Il y a une gestion défaillante des services publics, qui est due essentiellement à l’absence de communication avec les citoyens. Ceux qui se déplacent pour s’enquérir de leurs dossiers sont éconduits, avec des prétextes souvent fallacieux et une chanson bien connue : « Irjaâghodwa » (reviens demain) ! Pourtant, il y a de nouvelles lois que certains responsables dans l’administration publique ne veulent pas appliquer. A titre d’exemple, le député Youssef Tarchoun a déclaré que certaines administrations publiques refusent carrément d’appliquer la nouvelle loi sur les contrats de travail et la sous-traitance. Sans compter le retard mis par certaines autres administrations publiques dans le traitement des dossiers.
C’est qu’il y a des réseaux d’influence et des groupes d’intérêt qui fabriquent des crises dans certains secteurs stratégiques tels que l’éducation, le transport ou la santé. Sinon, quelle autre explication donner à la pénurie des médicaments, alors qu’on a décelé des spéculateurs qui stockent des médicaments vitaux, dans le cadre d’une opération anti-spéculation, ordonnée vendredi dernier par l’administration centrale de la police judiciaire d’El Gorjani en collaboration avec les services de contrôle économique du ministère du Commerce et les services municipaux.
Comment procéder ?
La tâche est immense : il s’agit de réinstaurer une culture de responsabilité, où la loi ne s’applique pas à géométrie variable, mais à tous, sans exception. C’est à ce prix seulement que l’administration tunisienne pourra sortir de ses blocages et redevenir un levier de développement, au lieu d’être perçue comme un frein. La conception de l’intérêt général ferait l’objet d’une lutte incessante pour sa définition légitime, mettant aux prises des élus qui considèrent que cet intérêt général reste cadré par les urnes, et qu’ils en sont donc les dépositaires naturels, aux fonctionnaires qui estiment, pour leur part, que l’intérêt général transcende les cycles électoraux. Afin de dépasser ces contradictions, plusieurs pistes sont envisageables.

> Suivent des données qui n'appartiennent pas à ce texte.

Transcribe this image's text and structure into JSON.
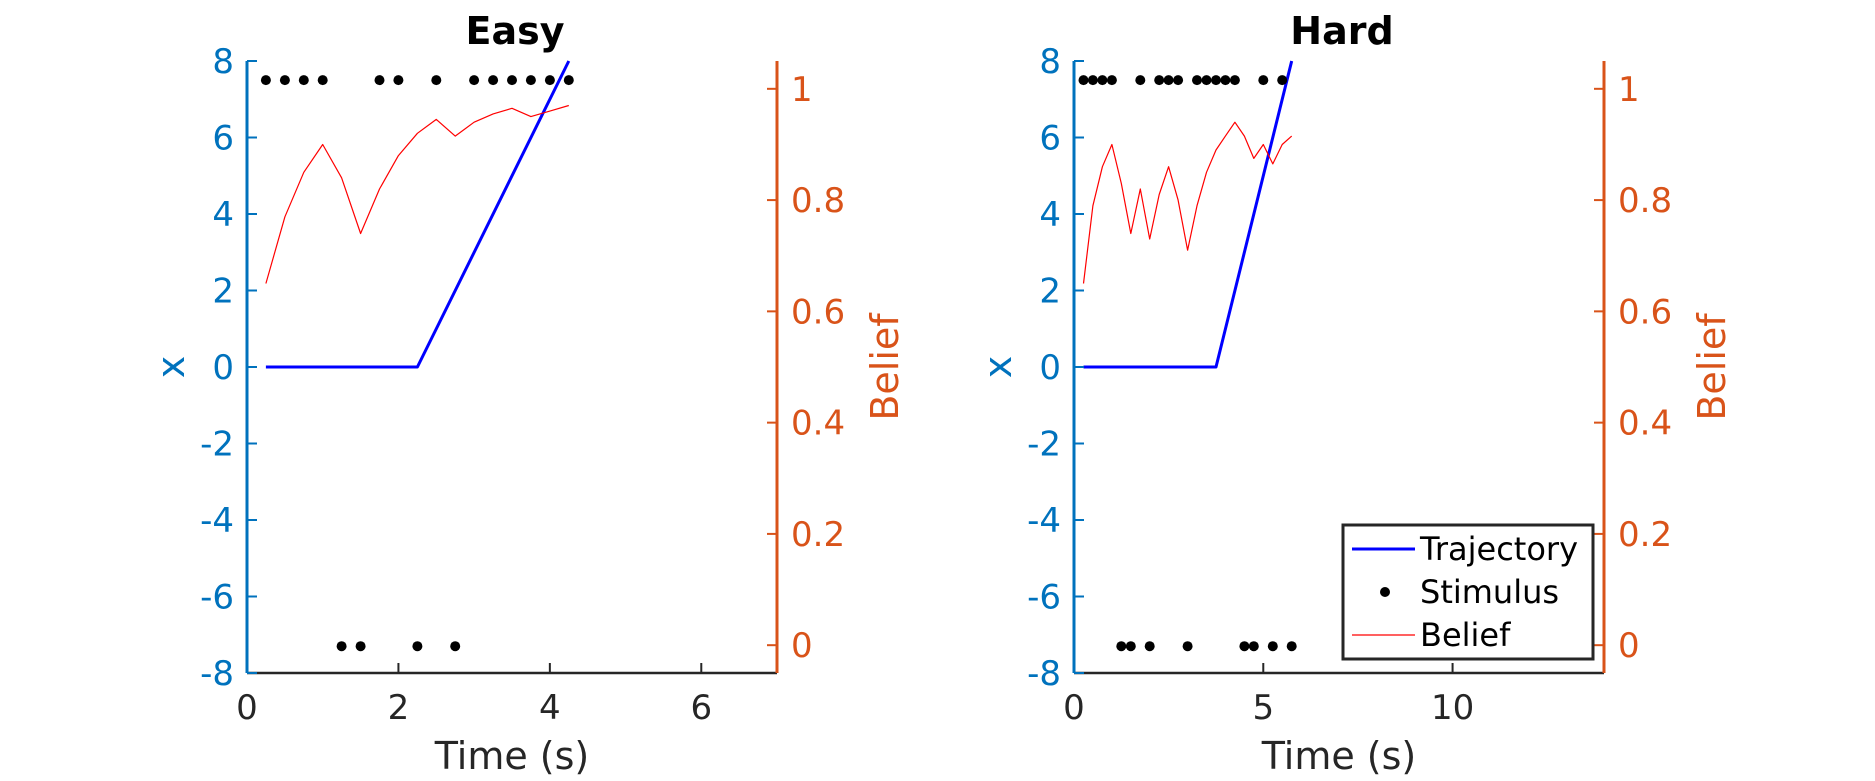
{
  "colors": {
    "left_axis": "#0072BD",
    "right_axis": "#D95319",
    "x_axis": "#262626",
    "trajectory": "#0000FF",
    "stimulus": "#000000",
    "belief": "#FF0000"
  },
  "legend": {
    "placement": "bottom-right",
    "entries": [
      {
        "key": "trajectory",
        "label": "Trajectory"
      },
      {
        "key": "stimulus",
        "label": "Stimulus"
      },
      {
        "key": "belief",
        "label": "Belief"
      }
    ]
  },
  "chart_data": [
    {
      "type": "line",
      "title": "Easy",
      "xlabel": "Time (s)",
      "ylabel_left": "x",
      "ylabel_right": "Belief",
      "xlim": [
        0,
        7
      ],
      "xticks": [
        0,
        2,
        4,
        6
      ],
      "ylim_left": [
        -8,
        8
      ],
      "yticks_left": [
        -8,
        -6,
        -4,
        -2,
        0,
        2,
        4,
        6,
        8
      ],
      "ylim_right": [
        -0.05,
        1.05
      ],
      "yticks_right": [
        0,
        0.2,
        0.4,
        0.6,
        0.8,
        1
      ],
      "grid": false,
      "legend": false,
      "series": [
        {
          "key": "trajectory",
          "axis": "left",
          "style": "line",
          "x": [
            0.25,
            2.25,
            4.25
          ],
          "y": [
            0,
            0,
            8
          ]
        },
        {
          "key": "stimulus",
          "axis": "left",
          "style": "markers",
          "x": [
            0.25,
            0.5,
            0.75,
            1.0,
            1.25,
            1.5,
            1.75,
            2.0,
            2.25,
            2.5,
            2.75,
            3.0,
            3.25,
            3.5,
            3.75,
            4.0,
            4.25
          ],
          "y": [
            7.5,
            7.5,
            7.5,
            7.5,
            -7.3,
            -7.3,
            7.5,
            7.5,
            -7.3,
            7.5,
            -7.3,
            7.5,
            7.5,
            7.5,
            7.5,
            7.5,
            7.5
          ]
        },
        {
          "key": "belief",
          "axis": "right",
          "style": "line",
          "x": [
            0.25,
            0.5,
            0.75,
            1.0,
            1.25,
            1.5,
            1.75,
            2.0,
            2.25,
            2.5,
            2.75,
            3.0,
            3.25,
            3.5,
            3.75,
            4.0,
            4.25
          ],
          "y": [
            0.65,
            0.77,
            0.85,
            0.9,
            0.84,
            0.74,
            0.82,
            0.88,
            0.92,
            0.945,
            0.915,
            0.94,
            0.955,
            0.965,
            0.95,
            0.96,
            0.97
          ]
        }
      ]
    },
    {
      "type": "line",
      "title": "Hard",
      "xlabel": "Time (s)",
      "ylabel_left": "x",
      "ylabel_right": "Belief",
      "xlim": [
        0,
        14
      ],
      "xticks": [
        0,
        5,
        10
      ],
      "ylim_left": [
        -8,
        8
      ],
      "yticks_left": [
        -8,
        -6,
        -4,
        -2,
        0,
        2,
        4,
        6,
        8
      ],
      "ylim_right": [
        -0.05,
        1.05
      ],
      "yticks_right": [
        0,
        0.2,
        0.4,
        0.6,
        0.8,
        1
      ],
      "grid": false,
      "legend": true,
      "series": [
        {
          "key": "trajectory",
          "axis": "left",
          "style": "line",
          "x": [
            0.25,
            3.75,
            5.75
          ],
          "y": [
            0,
            0,
            8
          ]
        },
        {
          "key": "stimulus",
          "axis": "left",
          "style": "markers",
          "x": [
            0.25,
            0.5,
            0.75,
            1.0,
            1.25,
            1.5,
            1.75,
            2.0,
            2.25,
            2.5,
            2.75,
            3.0,
            3.25,
            3.5,
            3.75,
            4.0,
            4.25,
            4.5,
            4.75,
            5.0,
            5.25,
            5.5,
            5.75
          ],
          "y": [
            7.5,
            7.5,
            7.5,
            7.5,
            -7.3,
            -7.3,
            7.5,
            -7.3,
            7.5,
            7.5,
            7.5,
            -7.3,
            7.5,
            7.5,
            7.5,
            7.5,
            7.5,
            -7.3,
            -7.3,
            7.5,
            -7.3,
            7.5,
            -7.3
          ]
        },
        {
          "key": "belief",
          "axis": "right",
          "style": "line",
          "x": [
            0.25,
            0.5,
            0.75,
            1.0,
            1.25,
            1.5,
            1.75,
            2.0,
            2.25,
            2.5,
            2.75,
            3.0,
            3.25,
            3.5,
            3.75,
            4.0,
            4.25,
            4.5,
            4.75,
            5.0,
            5.25,
            5.5,
            5.75
          ],
          "y": [
            0.65,
            0.79,
            0.86,
            0.9,
            0.83,
            0.74,
            0.82,
            0.73,
            0.81,
            0.86,
            0.8,
            0.71,
            0.79,
            0.85,
            0.89,
            0.915,
            0.94,
            0.915,
            0.875,
            0.9,
            0.865,
            0.9,
            0.915
          ]
        }
      ]
    }
  ]
}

La numérisation des services publics, déjà amorcée dans certains secteurs comme la fiscalité et l’état civil, permet de réduire la bureaucratie, de limiter les abus et de garantir plus de transparence. De même, la réforme de la fonction publique, annoncée à plusieurs reprises, devrait mettre l’accent sur la formation continue des agents, l’évaluation de leurs performances et la responsabilisation des gestionnaires. En parallèle, il est nécessaire de renforcer les mécanismes de contrôle démocratique tels que les instances de régulation et de supervision qui doivent avoir les moyens réels de sanctionner les manquements et de faire appliquer la loi, même lorsqu’il s’agit de hauts responsables. Aussi le dialogue entre les différentes institutions, locales et nationales, législatives et exécutives, doit-il être institutionnalisé pour éviter les conflits de compétences qui ralentissent les projets de développement.
En fait, l’administration ne pourra retrouver son rôle de moteur du développement qu’en rompant avec les pratiques anciennes qui minent son efficacité et entament la confiance des citoyens. L’application stricte de la loi, sans passe-droits ni exceptions, reste la seule voie pour assainir le service public, protéger l’intérêt général et replacer l’État sur ses rails. C’est à ce prix qu’elle cessera d’être perçue comme un fardeau et redeviendra un levier de progrès et de justice sociale.